Speculators trimmed net long bets on the US dollar in the latest week, according to calculations by Reuters and Commodity Futures Trading Commission data released on Friday. The value of the net long dollar position totaled $27.11 billion in the week ended November 13, down from $28.66 billion the previous week. Speculators were net long on dollars for the 22nd straight week, after being short for 48 consecutive weeks.
Net long dollar bets have fallen in three of the last five weeks. US dollar positioning was derived from net contracts of International Monetary Market speculators in the yen, euro, British pound, Swiss franc and Canadian and Australian dollars. In a broader measure of dollar positioning that includes net contracts on the New Zealand dollar, Mexican peso, Brazilian real and Russian ruble, the US dollar posted a net long position valued at $27.895 billion, compared with $29.951 billion a week earlier.
One of the factors that have driven the dollar's outperformance this year - the higher interest rate outlook - has been fading. Recent comments from US Federal Reserve officials have been modestly dovish. Fed Vice Chair Richard Clarida on Friday said US interest rates are nearing their neutral levels, suggesting the US central bank's tightening cycle may be ending soon.
Fed Chairman Jerome Powell on Wednesday and Dallas Fed President Robert Kaplan were similarly less upbeat, citing slowing global growth as a headwind to the US economy.
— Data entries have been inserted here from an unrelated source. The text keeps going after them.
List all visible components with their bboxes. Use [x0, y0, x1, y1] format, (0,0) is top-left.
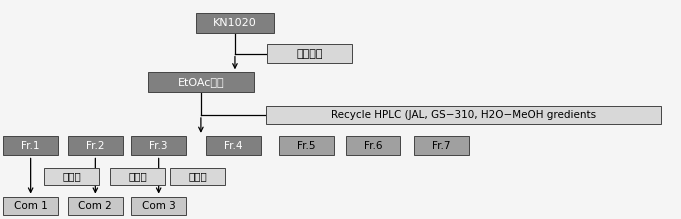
FancyBboxPatch shape [68, 136, 123, 155]
Text: Recycle HPLC (JAL, GS−310, H2O−MeOH gredients: Recycle HPLC (JAL, GS−310, H2O−MeOH gred… [330, 110, 596, 120]
Text: KN1020: KN1020 [213, 18, 257, 28]
FancyBboxPatch shape [267, 44, 353, 63]
FancyBboxPatch shape [68, 197, 123, 215]
FancyBboxPatch shape [414, 136, 469, 155]
Text: Com 3: Com 3 [142, 201, 176, 211]
Text: Fr.2: Fr.2 [86, 141, 105, 151]
Text: Fr.6: Fr.6 [364, 141, 383, 151]
Text: 재결정: 재결정 [62, 171, 81, 181]
Text: EtOAc분획: EtOAc분획 [178, 77, 224, 87]
FancyBboxPatch shape [131, 197, 186, 215]
FancyBboxPatch shape [148, 72, 253, 92]
FancyBboxPatch shape [44, 168, 99, 184]
Text: Fr.3: Fr.3 [149, 141, 168, 151]
FancyBboxPatch shape [266, 106, 661, 124]
Text: 재결정: 재결정 [128, 171, 147, 181]
FancyBboxPatch shape [206, 136, 261, 155]
Text: Fr.4: Fr.4 [224, 141, 243, 151]
Text: Fr.5: Fr.5 [297, 141, 316, 151]
Text: Fr.7: Fr.7 [432, 141, 451, 151]
FancyBboxPatch shape [3, 136, 58, 155]
Text: 재결정: 재결정 [188, 171, 207, 181]
FancyBboxPatch shape [170, 168, 225, 184]
FancyBboxPatch shape [279, 136, 334, 155]
FancyBboxPatch shape [3, 197, 58, 215]
Text: Com 1: Com 1 [14, 201, 48, 211]
FancyBboxPatch shape [131, 136, 186, 155]
Text: 용매분획: 용매분획 [297, 49, 323, 59]
FancyBboxPatch shape [346, 136, 400, 155]
Text: Fr.1: Fr.1 [21, 141, 40, 151]
FancyBboxPatch shape [196, 13, 274, 33]
Text: Com 2: Com 2 [78, 201, 112, 211]
FancyBboxPatch shape [110, 168, 165, 184]
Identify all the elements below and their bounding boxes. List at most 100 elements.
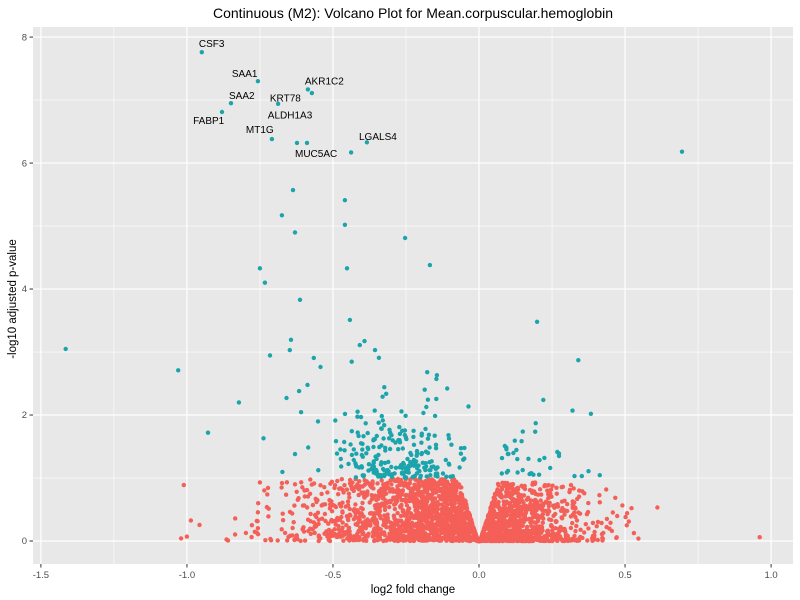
data-point-nonsignificant [547, 509, 552, 514]
data-point-nonsignificant [284, 480, 290, 485]
data-point-significant [429, 459, 434, 464]
data-point-nonsignificant [535, 518, 541, 524]
data-point-significant [514, 447, 519, 453]
data-point-nonsignificant [540, 503, 546, 508]
data-point-nonsignificant [382, 504, 388, 510]
data-point-nonsignificant [532, 481, 538, 487]
data-point-nonsignificant [337, 486, 342, 491]
data-point-significant [400, 446, 405, 451]
data-point-significant [402, 475, 407, 480]
data-point-significant [457, 465, 462, 470]
data-point-significant [433, 442, 439, 447]
data-point-significant [423, 467, 428, 473]
data-point-nonsignificant [387, 498, 392, 504]
data-point-nonsignificant [399, 519, 405, 525]
x-axis-title: log2 fold change [370, 584, 456, 596]
data-point-nonsignificant [459, 531, 464, 536]
data-point-nonsignificant [342, 531, 347, 536]
data-point-nonsignificant [373, 506, 378, 511]
data-point-nonsignificant [597, 500, 602, 505]
data-point-nonsignificant [413, 531, 418, 537]
data-point-nonsignificant [504, 506, 510, 512]
data-point-significant [586, 469, 591, 474]
data-point-significant [342, 198, 348, 203]
data-point-nonsignificant [583, 522, 588, 527]
data-point-nonsignificant [387, 537, 393, 542]
data-point-significant [292, 230, 298, 235]
data-point-significant [342, 439, 347, 445]
data-point-nonsignificant [431, 500, 436, 505]
data-point-nonsignificant [516, 494, 521, 499]
data-point-nonsignificant [373, 529, 378, 534]
data-point-nonsignificant [394, 529, 400, 534]
data-point-nonsignificant [513, 538, 518, 543]
data-point-nonsignificant [590, 520, 596, 526]
data-point-nonsignificant [512, 502, 517, 507]
data-point-significant [597, 473, 602, 478]
data-point-nonsignificant [538, 525, 544, 530]
data-point-significant [378, 473, 383, 478]
data-point-significant [409, 452, 414, 458]
data-point-significant [346, 461, 351, 467]
data-point-nonsignificant [432, 480, 438, 485]
data-point-nonsignificant [302, 494, 307, 499]
data-point-nonsignificant [599, 520, 604, 526]
data-point-nonsignificant [404, 503, 410, 508]
data-point-significant [417, 468, 422, 474]
data-point-gene-MUC5AC [304, 140, 310, 146]
data-point-significant [354, 451, 359, 456]
data-point-nonsignificant [313, 524, 319, 529]
data-point-nonsignificant [420, 489, 425, 495]
data-point-nonsignificant [510, 532, 515, 537]
data-point-nonsignificant [450, 523, 455, 528]
data-point-nonsignificant [527, 516, 532, 521]
data-point-nonsignificant [389, 482, 394, 487]
data-point-significant [349, 429, 354, 434]
data-point-significant [393, 465, 399, 470]
data-point-nonsignificant [319, 516, 325, 521]
data-point-nonsignificant [345, 503, 351, 508]
x-axis-tick-label: -0.5 [325, 570, 341, 581]
data-point-nonsignificant [554, 485, 559, 490]
data-point-nonsignificant [413, 503, 418, 508]
data-point-nonsignificant [545, 488, 550, 493]
data-point-nonsignificant [280, 518, 286, 523]
data-point-significant [296, 388, 302, 394]
data-point-significant [379, 413, 384, 419]
data-point-nonsignificant [620, 503, 625, 508]
data-point-nonsignificant [406, 515, 411, 520]
data-point-nonsignificant [311, 520, 317, 525]
data-point-nonsignificant [567, 489, 572, 495]
y-axis-tick-label: 6 [22, 158, 27, 169]
data-point-significant [411, 434, 416, 440]
data-point-nonsignificant [358, 484, 363, 489]
data-point-nonsignificant [326, 521, 331, 526]
data-point-significant [383, 445, 388, 450]
data-point-nonsignificant [290, 533, 295, 538]
data-point-nonsignificant [249, 534, 254, 540]
data-point-significant [396, 447, 401, 452]
data-point-nonsignificant [325, 490, 330, 495]
data-point-nonsignificant [454, 536, 459, 541]
data-point-nonsignificant [418, 499, 423, 504]
data-point-nonsignificant [582, 491, 587, 496]
data-point-significant [446, 433, 451, 438]
data-point-nonsignificant [534, 536, 539, 541]
data-point-nonsignificant [335, 478, 340, 484]
data-point-nonsignificant [255, 526, 261, 531]
data-point-nonsignificant [370, 481, 375, 487]
data-point-nonsignificant [542, 536, 547, 541]
data-point-nonsignificant [265, 492, 270, 497]
data-point-nonsignificant [545, 528, 550, 533]
data-point-nonsignificant [392, 506, 398, 512]
data-point-nonsignificant [441, 507, 447, 513]
data-point-significant [176, 368, 181, 373]
data-point-nonsignificant [592, 529, 597, 535]
data-point-significant [440, 471, 446, 476]
data-point-significant [435, 471, 440, 476]
data-point-nonsignificant [600, 536, 605, 541]
data-point-significant [458, 451, 464, 456]
data-point-significant [366, 462, 372, 467]
data-point-nonsignificant [624, 511, 630, 516]
data-point-nonsignificant [520, 504, 525, 509]
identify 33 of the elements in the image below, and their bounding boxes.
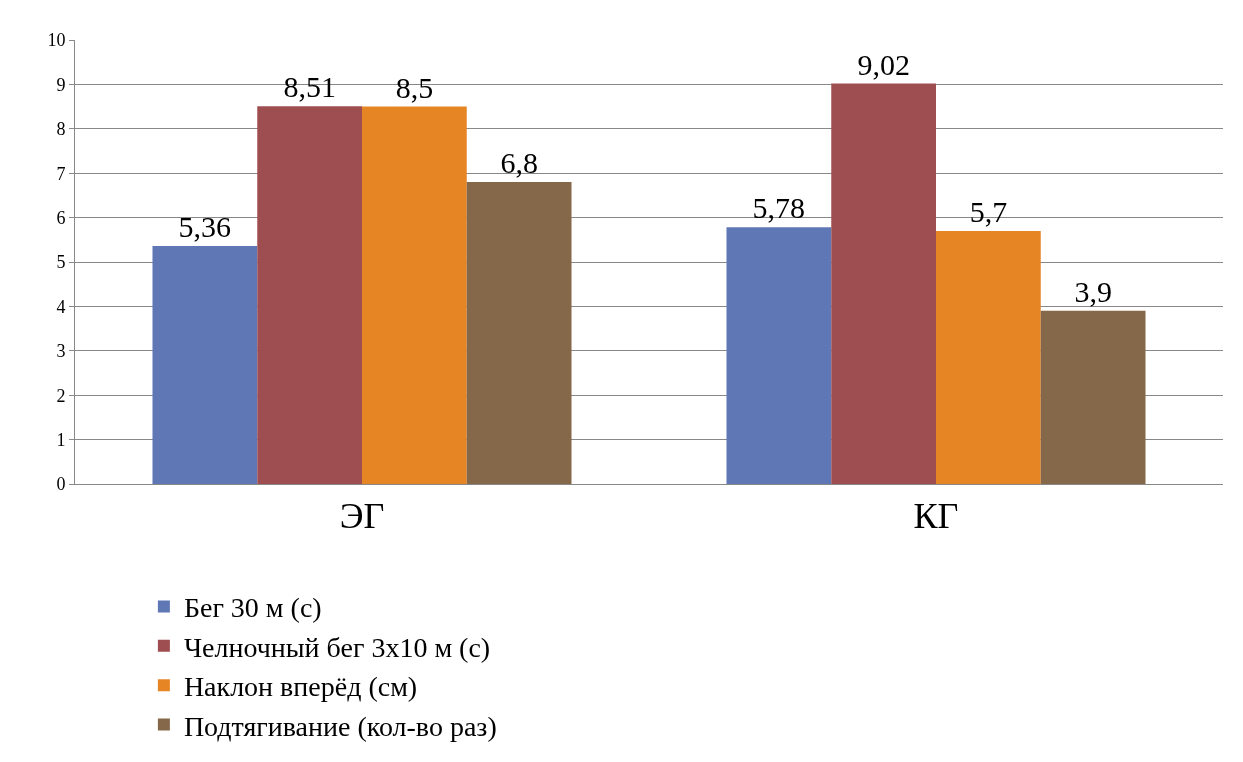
x-tick-label: ЭГ — [339, 496, 385, 537]
legend-label: Челночный бег 3х10 м (с) — [183, 631, 491, 663]
y-tick-label: 6 — [56, 207, 66, 228]
bar — [1040, 310, 1146, 484]
bar — [466, 182, 572, 484]
bar — [726, 227, 832, 484]
data-label: 8,51 — [283, 70, 336, 104]
y-tick-label: 10 — [47, 30, 66, 51]
bar — [257, 106, 362, 484]
data-label: 6,8 — [500, 146, 538, 180]
bar — [152, 246, 258, 484]
data-label: 5,7 — [969, 194, 1008, 228]
data-label: 5,36 — [178, 210, 232, 244]
y-tick-label: 3 — [56, 341, 66, 362]
y-tick-label: 4 — [56, 296, 66, 317]
x-tick-label: КГ — [913, 496, 959, 537]
legend-label: Подтягивание (кол-во раз) — [183, 710, 497, 742]
data-label: 9,02 — [857, 47, 910, 81]
y-tick-label: 9 — [56, 74, 66, 95]
data-label: 3,9 — [1074, 274, 1112, 308]
y-tick-label: 5 — [56, 252, 66, 273]
y-tick-label: 1 — [56, 429, 66, 450]
legend-label: Наклон вперёд (см) — [183, 671, 418, 703]
bar — [936, 230, 1041, 484]
bar — [831, 83, 936, 484]
bar — [362, 106, 467, 484]
y-tick-label: 0 — [56, 474, 66, 495]
y-tick-label: 8 — [56, 119, 66, 140]
legend-label: Бег 30 м (с) — [183, 592, 322, 624]
y-tick-label: 2 — [56, 385, 66, 406]
data-label: 8,5 — [395, 70, 434, 104]
y-tick-label: 7 — [56, 163, 66, 184]
data-label: 5,78 — [752, 191, 806, 225]
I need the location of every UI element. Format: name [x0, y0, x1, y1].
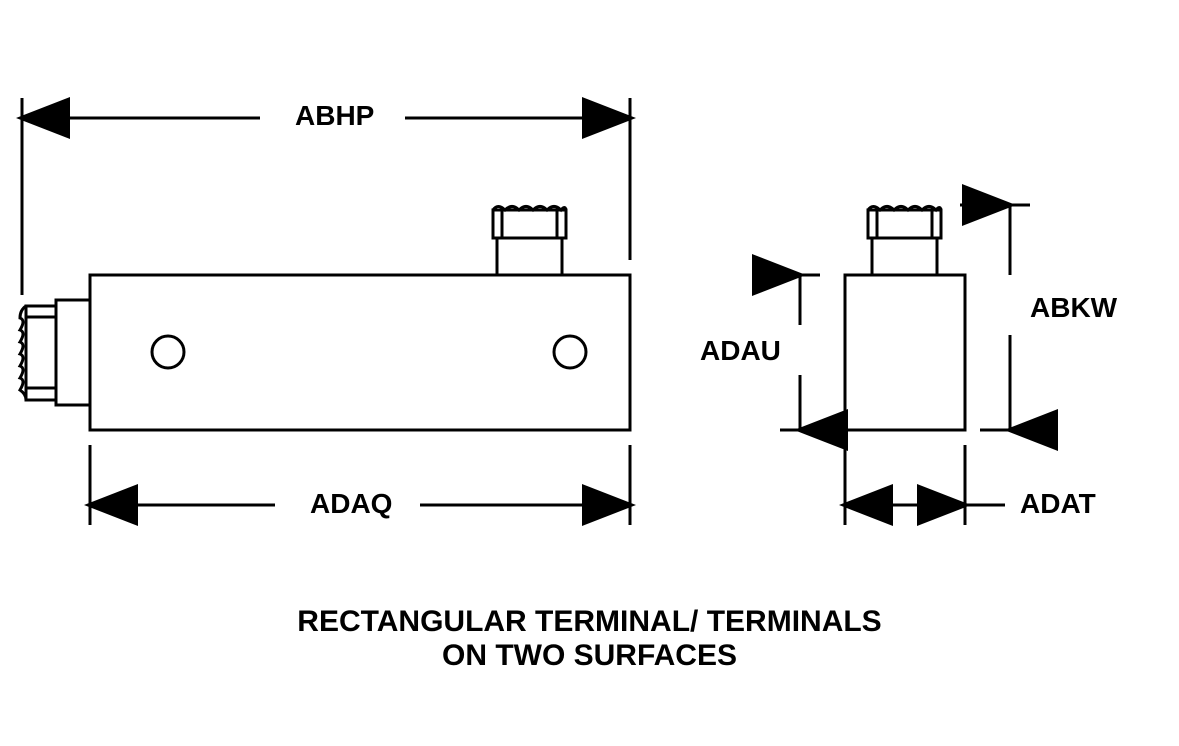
dim-adat — [845, 445, 1005, 525]
diagram-title: RECTANGULAR TERMINAL/ TERMINALS ON TWO S… — [0, 605, 1179, 673]
label-abhp: ABHP — [295, 100, 374, 132]
side-body — [845, 275, 965, 430]
title-line-1: RECTANGULAR TERMINAL/ TERMINALS — [297, 605, 881, 638]
label-abkw: ABKW — [1030, 292, 1117, 324]
front-body — [90, 275, 630, 430]
dim-adau — [780, 275, 820, 430]
title-line-2: ON TWO SURFACES — [442, 639, 737, 672]
side-top-terminal-icon — [868, 207, 941, 276]
mounting-hole — [554, 336, 586, 368]
front-top-terminal-icon — [493, 207, 566, 276]
label-adau: ADAU — [700, 335, 781, 367]
label-adat: ADAT — [1020, 488, 1096, 520]
dim-abkw — [960, 205, 1030, 430]
mounting-hole — [152, 336, 184, 368]
left-terminal-icon — [20, 300, 90, 405]
label-adaq: ADAQ — [310, 488, 392, 520]
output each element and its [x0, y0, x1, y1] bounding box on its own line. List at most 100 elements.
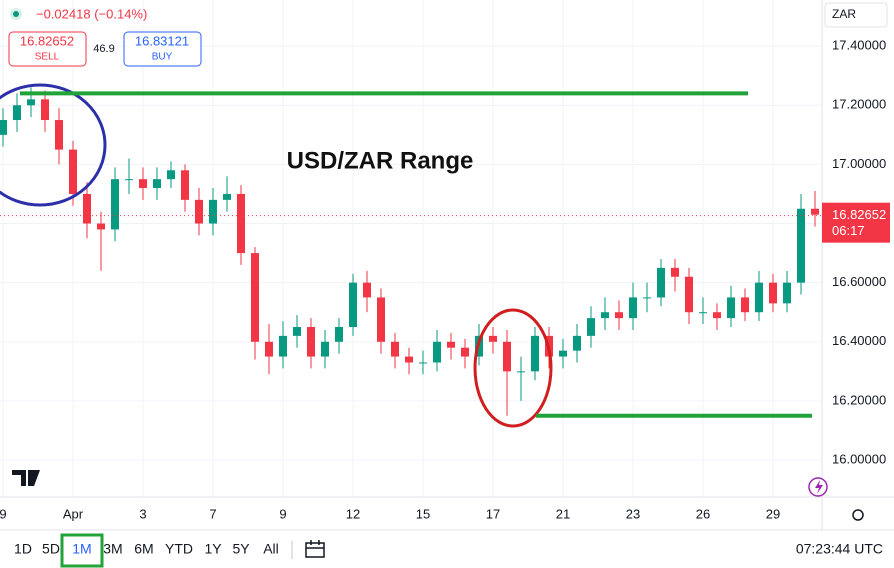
candle-body	[657, 267, 665, 298]
candle-body	[41, 99, 49, 121]
candle-body	[811, 208, 819, 215]
range-button[interactable]: 1Y	[204, 541, 222, 557]
range-button[interactable]: YTD	[165, 541, 193, 557]
y-tick-label: 16.20000	[832, 392, 886, 407]
x-tick-label: Apr	[63, 506, 84, 521]
currency-button[interactable]	[824, 2, 888, 28]
range-button[interactable]: 1D	[14, 541, 32, 557]
candle-body	[643, 297, 651, 299]
candle-body	[489, 335, 497, 342]
logo	[12, 470, 40, 486]
x-tick-label: 12	[346, 506, 360, 521]
candle-body	[167, 170, 175, 180]
x-tick-label: 7	[209, 506, 216, 521]
candle-body	[209, 199, 217, 224]
candle-body	[755, 282, 763, 313]
candle-body	[531, 335, 539, 372]
buy-button[interactable]	[123, 31, 202, 67]
candle-body	[293, 326, 301, 336]
candle-body	[307, 326, 315, 357]
y-tick-label: 17.40000	[832, 38, 886, 53]
range-button[interactable]: 6M	[134, 541, 153, 557]
buy-label[interactable]: BUY	[152, 52, 173, 63]
candle-body	[181, 170, 189, 200]
range-button[interactable]: All	[263, 541, 279, 557]
range-button[interactable]: 5Y	[232, 541, 250, 557]
candle-body	[237, 193, 245, 254]
candle-body	[615, 312, 623, 319]
candle-body	[97, 223, 105, 230]
x-tick-label: 3	[139, 506, 146, 521]
sell-label[interactable]: SELL	[35, 52, 60, 63]
candle-body	[461, 347, 469, 357]
chart-title: USD/ZAR Range	[287, 147, 474, 174]
x-tick-label: 9	[0, 506, 7, 521]
candle-body	[517, 371, 525, 373]
candle-body	[629, 297, 637, 319]
candle-body	[153, 179, 161, 189]
price-change: −0.02418 (−0.14%)	[36, 6, 147, 21]
x-tick-label: 23	[626, 506, 640, 521]
y-tick-label: 16.60000	[832, 274, 886, 289]
candle-body	[13, 105, 21, 121]
candle-body	[405, 356, 413, 363]
last-price-tag	[822, 202, 890, 243]
candle-body	[769, 282, 777, 304]
x-tick-label: 9	[279, 506, 286, 521]
candle-body	[601, 312, 609, 319]
sell-price[interactable]: 16.82652	[20, 33, 74, 48]
candle-body	[251, 253, 259, 342]
candle-body	[279, 335, 287, 357]
y-tick-label: 16.40000	[832, 333, 886, 348]
date-range-icon[interactable]	[305, 540, 325, 558]
candle-body	[713, 312, 721, 319]
candle-body	[195, 199, 203, 224]
red-circle	[473, 308, 553, 428]
settings-icon[interactable]	[852, 509, 864, 521]
candles	[0, 87, 819, 416]
candle-body	[559, 350, 567, 357]
alert-icon-bolt	[815, 480, 823, 494]
range-button[interactable]: 5D	[42, 541, 60, 557]
range-highlight	[60, 533, 104, 568]
toolbar-separator	[291, 541, 293, 559]
status-dot	[13, 11, 19, 17]
range-button[interactable]: 1M	[72, 541, 91, 557]
candle-body	[27, 99, 35, 106]
candle-body	[727, 297, 735, 319]
candle-body	[447, 341, 455, 348]
candle-body	[377, 297, 385, 342]
range-button[interactable]: 3M	[103, 541, 122, 557]
y-tick-label: 17.20000	[832, 97, 886, 112]
y-tick-label: 17.00000	[832, 156, 886, 171]
currency[interactable]: ZAR	[832, 7, 856, 21]
candle-body	[741, 297, 749, 313]
countdown: 06:17	[832, 223, 865, 238]
candle-body	[223, 193, 231, 200]
candle-body	[335, 326, 343, 342]
candle-body	[391, 341, 399, 357]
candle-body	[0, 120, 7, 135]
candle-body	[419, 362, 427, 364]
candle-body	[797, 208, 805, 283]
buy-price[interactable]: 16.83121	[135, 33, 189, 48]
sell-button[interactable]	[8, 31, 87, 67]
candle-body	[671, 267, 679, 277]
candle-body	[587, 318, 595, 336]
candle-body	[111, 179, 119, 230]
toolbar: 1D 5D 1M 3M 6M YTD 1Y 5Y All	[14, 533, 279, 568]
candle-body	[139, 179, 147, 189]
candle-body	[783, 282, 791, 304]
candle-body	[363, 282, 371, 298]
y-tick-label: 16.00000	[832, 451, 886, 466]
blue-circle	[0, 83, 107, 207]
clock: 07:23:44 UTC	[796, 541, 883, 557]
candle-body	[503, 341, 511, 372]
x-tick-label: 29	[766, 506, 780, 521]
candle-body	[699, 312, 707, 314]
x-tick-label: 21	[556, 506, 570, 521]
candle-body	[83, 193, 91, 224]
candle-body	[321, 341, 329, 357]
In the cryptocurrency market, speculators' net short position on bitcoin Cboe futures totaled -1,185 contracts in the latest week, from -1,221 contracts the previous week, data showed.
Bitcoin on Friday was down 1.6 percent at $5,497.93 on the Bitstamp platform. It fell below a key $6,000 support level two days earlier and hit a one-year low on Thursday in what has been a prolonged market slump that began early this year. So far this year, bitcoin is down more than 60 percent after soaring over 1,300 percent in 2017.